This post explores implications of evidence that some adolescents take drugs as a form of sensation seeking. A literature review by Jonathan Roberti notes that sensation seeking individuals tend to engage in behaviours that increase the amount of stimulation they experience. Sensation seeking is more common among young males than other groups. While risk-taking is involved it is not a primary motive – high sensation seekers tend to appraise risky and stressful situations as less threatening than do low sensation seekers.
Sensation-seeking is associated with stimulating occupational choices e.g. a desire for greater novelty and flexibility in work and with choice of risky vocations such as fire fighting. It is also associated with a preference for arousing music e.g. hard rock; travel to less familiar places; participation in relatively risky sports e.g. bungy jumping, white water rafting, surfing, snow boarding, scuba diving and parachute jumping; gambling; crime; impulsive behaviour; and health risk behaviours e.g. unsafe sex, unsafe driving, binge drinking and use of illicit drugs (‘A review of behavioral and biological correlates of sensation seeking’, Journal of Research in Personality, 38, 2004).
Roberti has high hopes that adverse consequences of sensation seeking traits could be reduced by substituting sensations with low health risks for sensations with high health risks:
‘Early identification of risky behaviors, attitudes, and preferences in young adults, such as engaging in promiscuous sexual activities, reckless drinking habits, use of illicit drugs, gambling, and high-risk sports and replacing those with non-risky options is essential in reducing negative health consequences. Recommending appealing, non-risky forms of sensation seeking to individuals that once engaged in risky behaviors is one way of reducing negative health consequences. The effectiveness of using alternative arousal sources that are non-risky but are equally stimulating has yet to be determined and would be a fruitful line of research’ (p 274).

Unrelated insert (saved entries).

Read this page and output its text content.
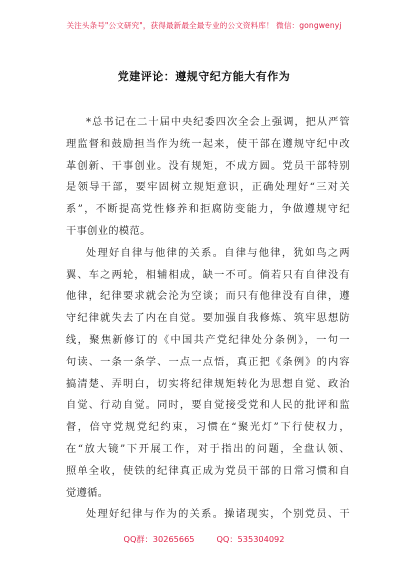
关注头条号"公文研究"，获得最新最全最专业的公文资料库！ 微信：gongwenyj
党建评论：遵规守纪方能大有作为
*总书记在二十届中央纪委四次全会上强调，把从严管
理监督和鼓励担当作为统一起来，使干部在遵规守纪中改
革创新、干事创业。没有规矩，不成方圆。党员干部特别
是领导干部，要牢固树立规矩意识，正确处理好“三对关
系”，不断提高党性修养和拒腐防变能力，争做遵规守纪
干事创业的模范。
处理好自律与他律的关系。自律与他律，犹如鸟之两
翼、车之两轮，相辅相成，缺一不可。倘若只有自律没有
他律，纪律要求就会沦为空谈；而只有他律没有自律，遵
守纪律就失去了内在自觉。要加强自我修炼、筑牢思想防
线，聚焦新修订的《中国共产党纪律处分条例》，一句一
句读、一条一条学、一点一点悟，真正把《条例》的内容
搞清楚、弄明白，切实将纪律规矩转化为思想自觉、政治
自觉、行动自觉。同时，要自觉接受党和人民的批评和监
督，倍守党规党纪约束，习惯在“聚光灯”下行使权力，
在“放大镜”下开展工作，对于指出的问题，全盘认领、
照单全收，使铁的纪律真正成为党员干部的日常习惯和自
觉遵循。
处理好纪律与作为的关系。操诸现实，个别党员、干
QQ群：30265665	QQ：535304092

When I consider this from an economics perspective, it is not entirely clear whether, or to what extent, sensation seekers would view such activities as substitutes. It would be nice to think that an afternoon engaging in an extreme sport would satisfy a sensation seeker’s desire for thrills until the following week - and that the culture associated with all extreme sports would tend to encourage healthy living. It might be possible, however, for a sensation seeker to spend an afternoon engaging in an extreme sport, followed by an evening of illicit drug use and gambling, and then to end the day participating in a sex orgy (although I can’t verify this from personal experience). More research may be required. (Perhaps I should clarify that I am suggesting surveys of the lifestyles of people who engage in various extreme sports.)
Jonathan Roberti draws attention to research suggesting that sensation seekers prefer certain types of friends and tend to surround themselves with others who have similar sensation seeking characteristics. I expect that the behaviour of sensation seekers in this respect would be strongly influenced by their own sense of identity.
How can parents ensure that children with sensation seeking tendencies develop a sense of identity consistent with adopting healthy lifestyles? My previous consideration of this question suggests that the main environmental shaper of personality is a child’s peer group. Parents may not be able to choose their children’s friends for them, but parents do make decisions about where they live and what schools their children attend.
There seems to be increasing evidence linking cannabis use among young people to mental illness. Some recent research is reported here. That suggests that it is stupid for young people to use cannabis. However, that does not provide sufficient reason for cannabis use to be illegal.